I will miss this apartment. I will miss the buzz of the city – the parade of people clapping down Southport in their flip-flops, the over-priced corner coffee-houses, Ray’s Italian Ice shop that sells homemade soup in the winter, the open air patios, and even the local florist who charges $8 per hydrangea stem. I’ll miss the distant roar of the Wrigley crowd five blocks away and the playful score of the organ carried in on the breeze. I may even miss having to pause the TV every time the Brown Line thunders through our backyard at rush hour.

This was the apartment a cab dropped me off in front of one cold snowy mid-December night in 2008 after I had brushed my teeth and tongue at least five times. I stood outside and mused if I would be coming here a lot. And then Brad greeted me at the door with a preposterously thick, itchy wool sweater as part of my Christmas dare and I knew. Yes. I would be back many times.
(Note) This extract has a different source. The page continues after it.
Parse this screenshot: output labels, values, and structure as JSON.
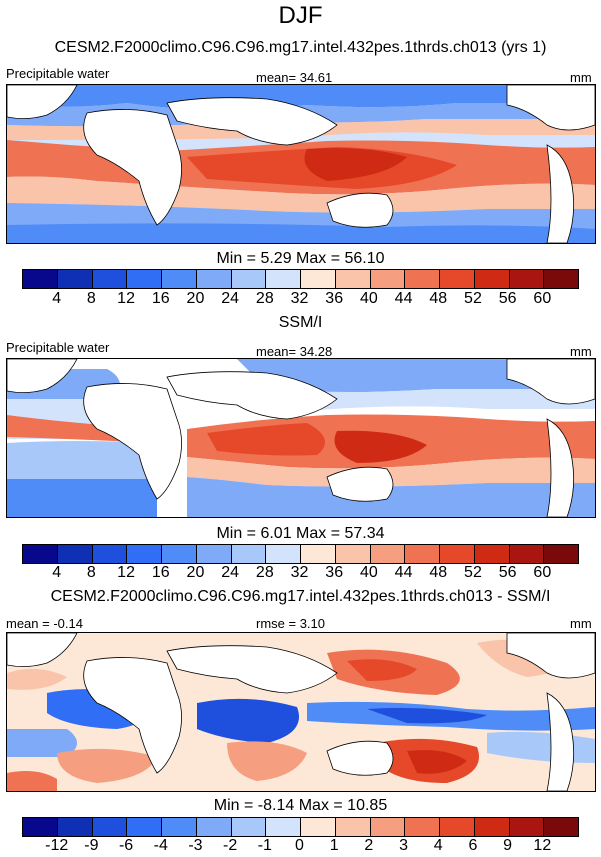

These are the very walls that enveloped us as a new couple, the floors that creaked in protest when I “feminized” the interior. This is the living room nook that is transformed daily into the Hyatt St. Louis. The back door that attracts an obscene amount of spiders after dusk in the summer. The storage closet that graciously conceals the chaotic menagerie of two adult nostalgists. The whirlpool tub that lavishes the ultimate bubble bath. The hall threshold with the stubborn nail that has ripped multiple right footed cotton socks. The counter where one late wine-soaked night...we sorted the mail.

Our children will never know this place. It will be the street we drive them down one day on the way home from a customary Cubs’ loss and say, “Hey, see that stone building with the big tree out front? Your mom and I used to live there when we were first married. Yup, right up there. That front window is where I ‘d see your mom every morning sitting at her computer with her ponytail and pjs after I’d come home from working the night shift.” They’ll look up for a second – but won’t believe it. Mom and Dad – urbanites? Not a chance. Everyone in the city is so...hip.

Naturally, we are excited about what awaits us on Bonnie Brae. A subsequent chapter. A new home to claim for our expanding family of pink and blue pegs. A fresh coat of paint. There are good layers under there from the people before us who have moved on to their own next adventure. You can hear the echoes in the walls. Children’s squeals, backyard bbqs, and bedtime stories. I know this to be true. We are adding to an already solid foundation. I suppose that is what we leave to the new tenants on Newport – whoever you may be. We leave you some truly exceptional layers. Take care of them.